Hal yang menginspirasi penulisan buku ini adalah tradisi periwayatan yang dilakukan oleh para perawi hadis. Tradisi ini saat ini kian terabaikan, tidak banyak yang berminat melakukan dan mengkaji periwayatan hadis. Dengan melintasi lorong waktu peradaban ilmiah Islam periode awal, periode sahabat Nabi setelah sepeninggal beliau. Bagaimana mereka meriwayatkan hadis? Apakah meriwayatkan hadis merupakan pekerjaan yang sulit dan butuh kefokusan serta keahlian khusus? Ternyata betul. Meriwayatkan hadis bukanlah hal yang mudah.

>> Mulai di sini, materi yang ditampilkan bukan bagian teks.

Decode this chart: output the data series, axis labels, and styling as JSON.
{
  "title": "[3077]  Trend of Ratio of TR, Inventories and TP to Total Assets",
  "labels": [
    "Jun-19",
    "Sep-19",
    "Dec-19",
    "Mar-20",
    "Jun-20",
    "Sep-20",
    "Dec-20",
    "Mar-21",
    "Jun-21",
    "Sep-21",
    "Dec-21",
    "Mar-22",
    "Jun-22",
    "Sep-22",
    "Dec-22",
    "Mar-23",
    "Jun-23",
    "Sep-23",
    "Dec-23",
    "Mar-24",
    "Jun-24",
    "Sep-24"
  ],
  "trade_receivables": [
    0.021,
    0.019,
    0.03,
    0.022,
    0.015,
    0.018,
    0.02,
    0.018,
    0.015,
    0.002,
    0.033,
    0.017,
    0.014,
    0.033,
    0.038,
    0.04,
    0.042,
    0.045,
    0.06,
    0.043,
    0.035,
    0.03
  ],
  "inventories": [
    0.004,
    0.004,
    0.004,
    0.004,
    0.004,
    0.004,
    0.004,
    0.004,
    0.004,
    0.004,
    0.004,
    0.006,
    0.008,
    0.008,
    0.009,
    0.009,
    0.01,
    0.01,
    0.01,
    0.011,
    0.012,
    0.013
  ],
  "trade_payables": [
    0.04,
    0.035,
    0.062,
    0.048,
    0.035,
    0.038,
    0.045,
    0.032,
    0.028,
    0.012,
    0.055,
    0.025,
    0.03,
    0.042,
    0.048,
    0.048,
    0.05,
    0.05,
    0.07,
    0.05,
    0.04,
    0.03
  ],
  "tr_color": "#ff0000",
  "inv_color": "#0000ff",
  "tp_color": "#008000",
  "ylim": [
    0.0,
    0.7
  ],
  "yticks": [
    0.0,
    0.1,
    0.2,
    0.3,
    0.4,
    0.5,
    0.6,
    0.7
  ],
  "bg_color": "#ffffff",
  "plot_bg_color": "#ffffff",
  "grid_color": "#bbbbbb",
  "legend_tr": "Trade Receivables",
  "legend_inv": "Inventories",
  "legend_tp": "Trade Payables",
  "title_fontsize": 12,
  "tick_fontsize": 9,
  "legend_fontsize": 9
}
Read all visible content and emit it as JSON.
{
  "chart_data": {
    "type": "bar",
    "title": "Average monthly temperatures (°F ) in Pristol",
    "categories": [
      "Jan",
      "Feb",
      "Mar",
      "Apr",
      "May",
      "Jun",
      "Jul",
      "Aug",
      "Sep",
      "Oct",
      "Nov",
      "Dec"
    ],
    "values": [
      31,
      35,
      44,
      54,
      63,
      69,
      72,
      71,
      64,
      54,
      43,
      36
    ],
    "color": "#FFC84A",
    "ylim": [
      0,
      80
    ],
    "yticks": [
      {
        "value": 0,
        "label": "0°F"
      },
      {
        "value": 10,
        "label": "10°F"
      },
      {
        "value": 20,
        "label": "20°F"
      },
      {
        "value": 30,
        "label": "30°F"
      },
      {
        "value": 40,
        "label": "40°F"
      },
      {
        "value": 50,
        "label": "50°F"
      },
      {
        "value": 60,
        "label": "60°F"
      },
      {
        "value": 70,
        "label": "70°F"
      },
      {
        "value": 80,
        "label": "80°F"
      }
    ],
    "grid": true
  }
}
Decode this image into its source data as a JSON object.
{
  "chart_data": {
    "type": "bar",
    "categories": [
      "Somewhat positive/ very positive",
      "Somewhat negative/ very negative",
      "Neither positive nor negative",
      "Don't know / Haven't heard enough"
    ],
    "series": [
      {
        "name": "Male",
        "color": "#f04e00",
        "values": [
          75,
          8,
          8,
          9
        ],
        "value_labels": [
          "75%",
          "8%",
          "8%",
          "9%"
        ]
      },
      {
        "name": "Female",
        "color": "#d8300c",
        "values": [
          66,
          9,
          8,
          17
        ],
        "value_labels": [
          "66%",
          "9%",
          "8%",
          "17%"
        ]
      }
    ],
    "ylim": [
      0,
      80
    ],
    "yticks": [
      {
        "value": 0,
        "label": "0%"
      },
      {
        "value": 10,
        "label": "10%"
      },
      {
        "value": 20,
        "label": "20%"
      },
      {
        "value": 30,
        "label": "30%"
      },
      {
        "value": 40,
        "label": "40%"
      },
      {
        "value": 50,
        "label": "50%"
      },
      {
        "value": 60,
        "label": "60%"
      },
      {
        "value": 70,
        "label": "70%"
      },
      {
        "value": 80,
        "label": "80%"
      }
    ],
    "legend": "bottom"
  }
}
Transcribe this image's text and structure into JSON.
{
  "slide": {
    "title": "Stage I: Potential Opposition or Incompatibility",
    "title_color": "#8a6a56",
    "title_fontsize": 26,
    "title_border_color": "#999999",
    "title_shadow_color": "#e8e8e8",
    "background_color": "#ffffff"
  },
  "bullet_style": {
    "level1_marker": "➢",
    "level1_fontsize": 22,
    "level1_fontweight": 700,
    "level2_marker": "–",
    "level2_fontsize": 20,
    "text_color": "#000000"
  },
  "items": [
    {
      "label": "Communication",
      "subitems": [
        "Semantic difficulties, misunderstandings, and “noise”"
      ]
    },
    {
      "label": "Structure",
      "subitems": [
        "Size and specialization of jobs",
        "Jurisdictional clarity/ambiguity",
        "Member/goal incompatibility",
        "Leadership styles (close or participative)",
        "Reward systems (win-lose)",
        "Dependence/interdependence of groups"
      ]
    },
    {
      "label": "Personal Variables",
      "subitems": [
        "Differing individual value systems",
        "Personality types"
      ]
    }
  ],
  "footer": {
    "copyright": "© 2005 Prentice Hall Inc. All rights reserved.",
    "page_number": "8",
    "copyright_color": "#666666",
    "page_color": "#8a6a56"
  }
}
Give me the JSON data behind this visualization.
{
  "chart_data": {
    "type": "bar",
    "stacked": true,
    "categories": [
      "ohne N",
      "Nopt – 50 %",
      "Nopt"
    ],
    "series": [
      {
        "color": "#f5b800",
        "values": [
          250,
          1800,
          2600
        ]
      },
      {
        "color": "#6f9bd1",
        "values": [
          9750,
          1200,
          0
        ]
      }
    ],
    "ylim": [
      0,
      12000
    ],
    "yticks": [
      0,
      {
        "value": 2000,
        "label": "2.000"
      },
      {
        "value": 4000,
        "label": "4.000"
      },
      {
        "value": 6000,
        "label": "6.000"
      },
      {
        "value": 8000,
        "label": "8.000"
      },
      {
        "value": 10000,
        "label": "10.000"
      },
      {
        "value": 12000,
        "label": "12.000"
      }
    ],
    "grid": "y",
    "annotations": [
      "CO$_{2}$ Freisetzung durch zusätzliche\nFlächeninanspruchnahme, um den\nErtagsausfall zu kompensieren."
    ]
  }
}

Adapun mendengar, menghafal, dan mempelajari hadis, bolehlah dikatakan mudah. Namun, meriwayatkan atau menyampaikannya kembali seperti saat mendengar dan saat belajar dahulu, itulah yang tersulit. Karena itu, sangat wajar bila kemudian sayyidina Abu Bakar, sayyidina Umar, sayyidina Utsman, dan sayyidina Ali, meski sebagai sahabat-sahabat terdekat, terlama dan terintens dalam berinteraksi dengan Nabi, namun kenyataannya riwayatnya tidak sebanyak sayyidina Abu Hurairah yang hanya intensif bersama Nabi selama selama tiga tahunan. Bukan karena kelemahan beliau-beliau untuk mengingatnya, namun lebih karena kefokusan perhatian beliau-beliau yang lebih besar untuk urusan kemaslahatan, hajat dan keberlangsungan hidup umat.

Terkait proses mengingat hadis dan meriwayatkannya sebagaimana disebutkan diatas, buku ini pada asalnya adalah himpunan 40 lebih hadis yang sering diucapkan oleh Kiai Ali Mustafa Yaqub ketika mengajar hadis di pesantren yang didirikannya, Darus-Sunnah. Sebenarnya jumlahnya tidak hanya 40 lebih, namun lebih banyak dari itu. Lagi-lagi proses mengingat hadis dan meriwayatkannya adalah hal yang sulit. Bukan hadis itu sendiri yang sulit dihafal, akan tetapi proses riwayat bukan sekedar melontarkan hafalan saja, ia membutuhkan kemampuan menyampaikannya sebagaimana dahulu hadis itu dibawakan.

Selain itu, buku ini disusun untuk mengenang kebaikan-kebaikan Kiai Ali Mustafa, sebab mengingat kebaikan orang yang sudah meninggal adalah ajaran Nabi Muhammad saw. Rasulullah pernah bersabda:

Baca juga:  Berfilsafat dengan Cara Sederhana

اذْكُرُوا مَحَاسِنَ مَوْتَاكُمْ وَكُفُّوا عَنْ مَسَاوِيهِم

Ingatlah kebaikan-kebaikan orang yang telah mati, dan hindarilah menyebut cela mereka. (HR Abu Daud dan Tirmidzi dari Ibnu ‘Umar).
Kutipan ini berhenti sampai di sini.